It is one of the many paradoxes of a post-colonial world: Portugal was the first western country to colonise parts of India — Goa from 1510 — and the last to leave in 1961. But now, thousands of Goans are opting for Portuguese passports and ending up in Britain.
Under Portuguese nationality law, those born in Goa before its liberation from the European nation’s rule on December 19, 1961 can claim Portuguese citizenship after registering their births in Lisbon and their next three generations can also claim citizenship.
In recent years, there has been something of a rush to give up Indian passports in Goa, register births in Portugal, acquire citizenship and passports in that country, and move to Britain.
In Swindon , an unassuming manufacturing town in the ceremonial county of Wiltshire, it doesn’t take long to come across areas inhabited predominantly by Goans.
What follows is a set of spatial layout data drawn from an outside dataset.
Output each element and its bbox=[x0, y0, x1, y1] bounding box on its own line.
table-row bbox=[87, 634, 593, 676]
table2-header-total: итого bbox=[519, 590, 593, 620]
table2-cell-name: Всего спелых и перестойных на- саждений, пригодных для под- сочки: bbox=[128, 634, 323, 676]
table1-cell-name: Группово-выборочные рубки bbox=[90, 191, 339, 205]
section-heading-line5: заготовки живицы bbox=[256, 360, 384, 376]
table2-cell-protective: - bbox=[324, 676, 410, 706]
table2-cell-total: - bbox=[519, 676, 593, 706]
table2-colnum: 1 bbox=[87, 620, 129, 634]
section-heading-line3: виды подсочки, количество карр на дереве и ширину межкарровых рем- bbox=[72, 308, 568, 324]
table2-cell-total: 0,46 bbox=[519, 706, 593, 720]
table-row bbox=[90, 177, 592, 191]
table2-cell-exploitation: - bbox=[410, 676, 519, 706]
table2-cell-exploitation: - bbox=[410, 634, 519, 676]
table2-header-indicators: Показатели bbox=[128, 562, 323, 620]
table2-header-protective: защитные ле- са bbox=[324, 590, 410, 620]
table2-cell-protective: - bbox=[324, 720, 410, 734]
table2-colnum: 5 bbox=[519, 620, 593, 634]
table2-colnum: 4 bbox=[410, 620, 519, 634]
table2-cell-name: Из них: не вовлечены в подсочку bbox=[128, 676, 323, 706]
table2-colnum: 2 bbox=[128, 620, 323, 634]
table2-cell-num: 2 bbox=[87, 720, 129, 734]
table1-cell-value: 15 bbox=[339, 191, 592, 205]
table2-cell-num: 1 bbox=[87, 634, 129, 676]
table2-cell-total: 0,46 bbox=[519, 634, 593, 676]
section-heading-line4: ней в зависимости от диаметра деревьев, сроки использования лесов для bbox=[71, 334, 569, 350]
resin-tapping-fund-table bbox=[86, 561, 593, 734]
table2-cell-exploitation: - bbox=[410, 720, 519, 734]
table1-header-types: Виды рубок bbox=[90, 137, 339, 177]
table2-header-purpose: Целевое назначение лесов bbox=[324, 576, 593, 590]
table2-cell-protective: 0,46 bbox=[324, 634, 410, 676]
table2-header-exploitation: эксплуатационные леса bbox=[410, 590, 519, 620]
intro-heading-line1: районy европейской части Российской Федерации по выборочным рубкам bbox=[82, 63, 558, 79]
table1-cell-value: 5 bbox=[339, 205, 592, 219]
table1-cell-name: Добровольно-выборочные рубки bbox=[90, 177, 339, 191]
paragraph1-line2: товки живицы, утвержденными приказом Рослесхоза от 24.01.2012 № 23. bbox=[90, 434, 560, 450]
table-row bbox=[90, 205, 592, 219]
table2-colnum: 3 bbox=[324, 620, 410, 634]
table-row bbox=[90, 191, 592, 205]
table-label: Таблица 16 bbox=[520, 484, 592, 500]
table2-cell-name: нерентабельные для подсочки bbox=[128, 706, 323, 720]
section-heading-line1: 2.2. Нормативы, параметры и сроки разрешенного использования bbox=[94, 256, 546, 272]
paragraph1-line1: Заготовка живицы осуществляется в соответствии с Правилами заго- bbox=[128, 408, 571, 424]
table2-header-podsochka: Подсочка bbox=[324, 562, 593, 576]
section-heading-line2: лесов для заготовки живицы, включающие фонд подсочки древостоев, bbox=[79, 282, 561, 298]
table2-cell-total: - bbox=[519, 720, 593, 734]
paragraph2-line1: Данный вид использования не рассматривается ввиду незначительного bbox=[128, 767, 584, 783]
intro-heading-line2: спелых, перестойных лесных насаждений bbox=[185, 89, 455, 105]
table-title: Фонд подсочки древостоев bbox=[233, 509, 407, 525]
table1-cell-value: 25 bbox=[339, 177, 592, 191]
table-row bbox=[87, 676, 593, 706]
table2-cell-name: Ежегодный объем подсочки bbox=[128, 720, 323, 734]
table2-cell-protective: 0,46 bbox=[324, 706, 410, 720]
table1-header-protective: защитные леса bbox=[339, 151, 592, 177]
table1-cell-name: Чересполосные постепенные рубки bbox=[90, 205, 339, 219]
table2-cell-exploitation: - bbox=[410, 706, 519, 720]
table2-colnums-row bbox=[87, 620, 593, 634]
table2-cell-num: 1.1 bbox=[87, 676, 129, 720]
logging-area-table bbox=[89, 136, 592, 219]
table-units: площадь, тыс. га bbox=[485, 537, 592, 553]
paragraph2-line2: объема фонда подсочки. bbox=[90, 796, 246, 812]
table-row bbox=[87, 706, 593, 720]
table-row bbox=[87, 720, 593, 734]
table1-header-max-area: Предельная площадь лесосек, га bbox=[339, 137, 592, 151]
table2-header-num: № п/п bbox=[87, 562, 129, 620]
“They hold Portuguese passports but have very little to do with that country. Many have never been to Portugal, but use its citizenship to migrate to Britain and end up in places like Swindon, Hayes, Cranford,” Jaime Barreto, a Goa-origin civil servant, said.
Nearly 12,000 such working-class Goans have moved to Swindon in the last decade, changing its demography and leading to some tension. A Portuguese passport makes them EU citizens, with the right to live, work anywhere in the union, and access thousands of pounds in state benefits from the local taxpayer.